Funter Bay on the Mansfield Peninsula of Admiralty Island on Aug. 2, 2011.
Funter Bay on the Mansfield Peninsula of Admiralty Island on Aug. 2, 2011. (Creative Commons photo by Stepheng3)

Update: The bill passed 31-8 and is headed to the Senate. 

The Alaska House of Representatives is expected to vote today on a bill to protect the Unangax̂ cemetery at Funter Bay. The bill would add about 251 acres of state land, including the cemetery, to Funter Bay State Marine Park.

The cemetery holds more than 30 graves of people from St. Paul and St.
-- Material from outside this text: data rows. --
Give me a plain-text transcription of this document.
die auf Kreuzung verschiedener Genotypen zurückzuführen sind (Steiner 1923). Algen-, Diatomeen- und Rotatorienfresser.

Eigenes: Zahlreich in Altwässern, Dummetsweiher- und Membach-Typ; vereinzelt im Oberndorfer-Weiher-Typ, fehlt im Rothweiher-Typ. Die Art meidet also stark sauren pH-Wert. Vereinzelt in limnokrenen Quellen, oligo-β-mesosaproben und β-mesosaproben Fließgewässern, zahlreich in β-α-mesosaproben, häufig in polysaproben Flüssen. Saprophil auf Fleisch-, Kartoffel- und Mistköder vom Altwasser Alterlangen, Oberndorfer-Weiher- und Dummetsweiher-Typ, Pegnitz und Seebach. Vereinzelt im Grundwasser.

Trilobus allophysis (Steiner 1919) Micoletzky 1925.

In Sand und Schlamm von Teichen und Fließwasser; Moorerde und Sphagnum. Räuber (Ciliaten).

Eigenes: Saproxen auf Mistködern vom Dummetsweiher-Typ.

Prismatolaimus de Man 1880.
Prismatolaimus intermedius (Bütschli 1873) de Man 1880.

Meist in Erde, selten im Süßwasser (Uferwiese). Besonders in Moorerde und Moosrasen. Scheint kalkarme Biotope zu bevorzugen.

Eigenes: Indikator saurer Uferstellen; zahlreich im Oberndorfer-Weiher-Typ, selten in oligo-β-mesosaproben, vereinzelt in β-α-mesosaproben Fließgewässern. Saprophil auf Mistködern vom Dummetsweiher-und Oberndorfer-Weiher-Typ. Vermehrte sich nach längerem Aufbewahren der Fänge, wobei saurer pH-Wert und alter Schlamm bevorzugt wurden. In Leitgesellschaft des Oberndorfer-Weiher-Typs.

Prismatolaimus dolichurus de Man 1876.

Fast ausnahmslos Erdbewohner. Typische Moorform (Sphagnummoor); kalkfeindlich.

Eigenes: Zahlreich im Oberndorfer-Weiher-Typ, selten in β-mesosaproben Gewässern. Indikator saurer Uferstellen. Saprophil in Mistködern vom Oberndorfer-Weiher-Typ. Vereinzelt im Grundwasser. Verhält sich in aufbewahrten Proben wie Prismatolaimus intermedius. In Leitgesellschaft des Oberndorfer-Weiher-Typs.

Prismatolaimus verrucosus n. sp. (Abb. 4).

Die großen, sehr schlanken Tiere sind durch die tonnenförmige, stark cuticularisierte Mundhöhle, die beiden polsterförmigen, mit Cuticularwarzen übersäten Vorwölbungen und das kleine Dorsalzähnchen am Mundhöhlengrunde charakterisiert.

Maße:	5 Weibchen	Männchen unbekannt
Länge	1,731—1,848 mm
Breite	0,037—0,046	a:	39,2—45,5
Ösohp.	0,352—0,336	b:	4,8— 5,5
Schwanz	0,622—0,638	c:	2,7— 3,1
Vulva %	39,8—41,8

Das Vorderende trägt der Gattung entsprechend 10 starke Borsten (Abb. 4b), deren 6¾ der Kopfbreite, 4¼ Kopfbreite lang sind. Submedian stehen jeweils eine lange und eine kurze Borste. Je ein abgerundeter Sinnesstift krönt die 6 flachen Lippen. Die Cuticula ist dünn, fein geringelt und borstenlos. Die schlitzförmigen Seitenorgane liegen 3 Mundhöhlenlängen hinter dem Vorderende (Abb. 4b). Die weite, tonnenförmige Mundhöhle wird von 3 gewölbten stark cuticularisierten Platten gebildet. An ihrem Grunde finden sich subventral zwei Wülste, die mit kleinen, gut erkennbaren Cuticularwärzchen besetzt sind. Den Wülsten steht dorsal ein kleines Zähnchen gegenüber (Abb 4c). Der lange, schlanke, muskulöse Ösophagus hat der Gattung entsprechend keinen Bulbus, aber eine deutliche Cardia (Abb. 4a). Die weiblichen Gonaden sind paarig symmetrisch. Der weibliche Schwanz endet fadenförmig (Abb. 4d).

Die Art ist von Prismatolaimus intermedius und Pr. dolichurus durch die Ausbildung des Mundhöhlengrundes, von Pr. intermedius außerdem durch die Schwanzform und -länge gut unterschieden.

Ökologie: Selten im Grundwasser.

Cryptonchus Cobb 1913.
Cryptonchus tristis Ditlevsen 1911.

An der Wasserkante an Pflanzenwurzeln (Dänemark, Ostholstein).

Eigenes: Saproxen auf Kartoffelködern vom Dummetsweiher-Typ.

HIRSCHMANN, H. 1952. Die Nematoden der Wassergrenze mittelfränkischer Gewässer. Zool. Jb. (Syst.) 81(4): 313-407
George who died at Funter Bay during World War II after the U.S. military forced them from their homes and held them for much of the war at the remote spot on Admiralty Island.

Last year, the bill looked to be on its way to passing when the COVID-19 pandemic cut the session short. This year, a group of Republican representatives complained during floor debate that the bill transfers too much land to the park.

Republican Rep. Kevin McCabe, Big Lake, said he supports the intent of the bill, but he proposed an amendment that would transfer 90 acres to the park instead of 251.

Without the amendment, McCabe said, the state would be transferring additional acres, “including an island that’s offshore and not even part of this cemetery — that is unneeded transfer of Alaska’s wealth into a state park.”

Republican Rep. Dave Eastman (Wasilla) said the bill could stand in the way of future resource extraction.

A recent photo of the Unangax̂ cemetery at Funter Bay. (Courtesy of the Juneau-Douglas City Museum)

“We are going in the wrong direction for a mere 30 interned individuals in the cemetery,” Eastman said. “We don’t know what technologies and future mineral discoveries might happen involving this area.”

Most of the people who died at Funter Bay were elders or very young children who were left to survive without clean water or basic medical care in the remains of an old cannery, more than a thousand miles from their homes.

The movement to protect the cemetery was motivated in part by what happened at another internment site, on Killisnoo Island, near Angoon. It’s on private land, and the owner has blocked access. The Funter Bay families want to make sure they can care for the graves — and that the site will serve as a memorial of the Internment.

Democratic Rep. Jonathan Kreiss-Tomkins, Sitka, is one of the bill’s sponsors. He said he had not heard any opposition to the bill from local residents or mining interests.

“I understand the concerns being highlighted by previous members,” he said. “But I think it may be more ideological and is not corroborated by any on the ground or local concern or hesitation about this proposal.”

Juneau Democratic Rep. Sarah Hannan, who is also sponsoring the bill, said the Department of Natural Resources had found the land has no commercial value. DNR recommended transferring the entire 251-acre tract because it would streamline management. Instead of two state divisions having separate management responsibilities in Funter Bay, the parks division could manage it alone.

McCabe’s amendment failed, 21-19, and the bill advanced without objection. If it passes the House, it goes next to the Senate.